We have discussed in some detail how this letter (Philippians) updates Paul’s dearest supporters (1:3-5, 7, 4:1, 17-18) of his current circumstances (1:12-13, 19-20) and offers them encouragement for the circumstances they face (1:29-30). The encouragement Paul offers them is bound up in their joy in the Lord. He reminds them sixteen times of this kind of joy! Paul joyously poured out his heart, message, and life for the benefit of these saints (Acts 16), and he confesses that all he has done and suffered for them may well be simply to enhance their own service to God. But even if this is true, he rejoices and wants them to be glad and rejoice with him (2:17-18). No wonder, he will refer to them as his “joy and crown” in the Lord (4:1).

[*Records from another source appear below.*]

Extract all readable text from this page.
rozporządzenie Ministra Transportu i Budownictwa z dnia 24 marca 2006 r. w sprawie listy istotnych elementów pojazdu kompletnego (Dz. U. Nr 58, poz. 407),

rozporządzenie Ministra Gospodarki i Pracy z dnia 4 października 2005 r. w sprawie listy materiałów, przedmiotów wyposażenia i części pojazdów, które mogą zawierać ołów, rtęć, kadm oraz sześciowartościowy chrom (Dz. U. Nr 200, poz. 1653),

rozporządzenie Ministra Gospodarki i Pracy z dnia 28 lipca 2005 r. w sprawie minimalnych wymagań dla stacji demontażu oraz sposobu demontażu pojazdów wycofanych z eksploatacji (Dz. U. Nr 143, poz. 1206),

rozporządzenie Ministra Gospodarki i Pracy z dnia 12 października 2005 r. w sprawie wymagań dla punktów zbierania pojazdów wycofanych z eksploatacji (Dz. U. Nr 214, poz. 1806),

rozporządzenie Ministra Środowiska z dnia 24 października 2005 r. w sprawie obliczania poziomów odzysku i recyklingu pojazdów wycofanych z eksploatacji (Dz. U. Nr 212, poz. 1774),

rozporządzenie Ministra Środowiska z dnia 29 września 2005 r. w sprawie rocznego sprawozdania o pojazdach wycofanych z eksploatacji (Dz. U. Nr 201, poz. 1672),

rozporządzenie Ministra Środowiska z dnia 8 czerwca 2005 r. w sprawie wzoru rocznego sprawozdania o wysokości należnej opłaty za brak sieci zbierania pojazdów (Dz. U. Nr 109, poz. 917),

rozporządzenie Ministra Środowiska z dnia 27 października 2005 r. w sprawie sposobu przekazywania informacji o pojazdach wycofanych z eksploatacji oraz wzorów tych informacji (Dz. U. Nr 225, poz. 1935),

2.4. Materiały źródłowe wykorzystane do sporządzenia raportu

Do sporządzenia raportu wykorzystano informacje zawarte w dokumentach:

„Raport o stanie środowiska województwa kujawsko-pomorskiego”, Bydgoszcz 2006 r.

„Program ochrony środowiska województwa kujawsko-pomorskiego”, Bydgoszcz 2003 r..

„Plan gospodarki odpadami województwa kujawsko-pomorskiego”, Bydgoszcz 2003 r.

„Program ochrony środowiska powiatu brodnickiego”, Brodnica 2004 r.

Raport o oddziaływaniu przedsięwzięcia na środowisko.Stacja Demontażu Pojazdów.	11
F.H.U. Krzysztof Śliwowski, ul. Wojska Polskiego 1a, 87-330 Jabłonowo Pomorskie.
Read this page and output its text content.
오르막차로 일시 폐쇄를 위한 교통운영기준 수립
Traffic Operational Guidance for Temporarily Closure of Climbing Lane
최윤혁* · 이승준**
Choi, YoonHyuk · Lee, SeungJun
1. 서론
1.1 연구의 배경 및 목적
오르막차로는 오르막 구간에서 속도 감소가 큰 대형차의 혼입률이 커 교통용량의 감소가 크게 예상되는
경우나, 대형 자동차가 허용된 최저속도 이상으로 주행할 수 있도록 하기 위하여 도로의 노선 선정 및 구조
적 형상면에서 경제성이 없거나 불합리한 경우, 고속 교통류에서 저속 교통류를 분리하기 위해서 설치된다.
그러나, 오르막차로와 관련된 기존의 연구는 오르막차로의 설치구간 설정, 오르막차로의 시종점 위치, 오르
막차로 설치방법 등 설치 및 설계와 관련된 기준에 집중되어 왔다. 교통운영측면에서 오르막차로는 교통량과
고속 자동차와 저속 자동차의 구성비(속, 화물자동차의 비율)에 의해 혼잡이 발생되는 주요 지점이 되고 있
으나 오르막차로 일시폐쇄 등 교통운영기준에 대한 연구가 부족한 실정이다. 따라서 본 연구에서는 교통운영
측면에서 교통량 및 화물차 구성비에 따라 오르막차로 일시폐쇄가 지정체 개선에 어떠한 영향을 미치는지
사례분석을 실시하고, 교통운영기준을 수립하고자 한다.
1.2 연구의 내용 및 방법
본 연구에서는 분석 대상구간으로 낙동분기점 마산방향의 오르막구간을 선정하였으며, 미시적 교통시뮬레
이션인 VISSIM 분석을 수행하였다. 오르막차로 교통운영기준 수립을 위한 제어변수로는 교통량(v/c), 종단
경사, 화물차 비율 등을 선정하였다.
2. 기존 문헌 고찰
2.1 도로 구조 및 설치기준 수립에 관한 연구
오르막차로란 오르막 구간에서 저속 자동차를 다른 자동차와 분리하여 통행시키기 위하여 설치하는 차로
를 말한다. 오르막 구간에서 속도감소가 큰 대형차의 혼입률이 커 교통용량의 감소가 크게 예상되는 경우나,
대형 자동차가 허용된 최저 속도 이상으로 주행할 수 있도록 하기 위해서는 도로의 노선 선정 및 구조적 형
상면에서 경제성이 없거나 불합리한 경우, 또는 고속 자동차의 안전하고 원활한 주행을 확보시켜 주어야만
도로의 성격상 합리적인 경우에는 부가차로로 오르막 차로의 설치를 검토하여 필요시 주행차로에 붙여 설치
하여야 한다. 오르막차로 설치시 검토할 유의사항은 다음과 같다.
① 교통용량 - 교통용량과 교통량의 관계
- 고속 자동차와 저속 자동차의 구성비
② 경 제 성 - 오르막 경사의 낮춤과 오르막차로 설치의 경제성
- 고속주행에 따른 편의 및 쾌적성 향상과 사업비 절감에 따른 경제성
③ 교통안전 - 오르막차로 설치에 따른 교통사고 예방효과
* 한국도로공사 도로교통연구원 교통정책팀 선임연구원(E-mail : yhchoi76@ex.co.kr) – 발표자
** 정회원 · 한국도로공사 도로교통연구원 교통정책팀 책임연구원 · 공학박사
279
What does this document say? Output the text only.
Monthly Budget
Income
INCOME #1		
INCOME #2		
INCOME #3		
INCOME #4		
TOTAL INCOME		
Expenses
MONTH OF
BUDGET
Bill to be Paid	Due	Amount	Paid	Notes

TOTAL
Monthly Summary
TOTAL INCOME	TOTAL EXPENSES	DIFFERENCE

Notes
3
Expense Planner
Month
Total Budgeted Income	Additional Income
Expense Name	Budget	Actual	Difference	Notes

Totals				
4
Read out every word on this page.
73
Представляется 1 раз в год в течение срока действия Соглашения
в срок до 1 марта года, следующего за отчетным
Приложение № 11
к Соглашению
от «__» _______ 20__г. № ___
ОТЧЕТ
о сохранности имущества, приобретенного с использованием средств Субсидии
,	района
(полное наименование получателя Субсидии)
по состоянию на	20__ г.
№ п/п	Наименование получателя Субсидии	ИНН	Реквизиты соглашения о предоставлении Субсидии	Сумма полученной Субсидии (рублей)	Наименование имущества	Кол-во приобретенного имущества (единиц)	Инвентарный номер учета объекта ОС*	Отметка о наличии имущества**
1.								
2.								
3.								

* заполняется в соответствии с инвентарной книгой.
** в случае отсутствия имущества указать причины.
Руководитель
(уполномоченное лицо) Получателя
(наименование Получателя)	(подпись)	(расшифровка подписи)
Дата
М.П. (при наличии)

4 Rejoice in the Lord always. I will say it again: Rejoice! 5 Let your gentleness be evident to all. The Lord is near. 6 Do not be anxious about anything, but in everything, by prayer and petition, with thanksgiving, present your requests to God. 7 And the peace of God, which transcends all understanding, will guard your hearts and your minds in Christ Jesus (Philipians 4:4-7).

These four verses from Paul’s letter to the saints at Philippi hold one of the most practical commands of the entire letter for keeping a mind or attitude (cf. 2:5) that will sustain these saints with joy through all they suffer (1:29-30). The command is prayer (4:6). Prayer offers the saints an avenue of release from an anxious and worried mind, as it guards their hearts and minds in Christ Jesus with the peace of God which transcends all understanding (4:7; lit. excelling the mind of man)!

May God our Father grant all of us a prayer life that will guard our hearts and minds in Christ Jesus with the peace transcends all we can ask, imagine, or face in this life. Amen!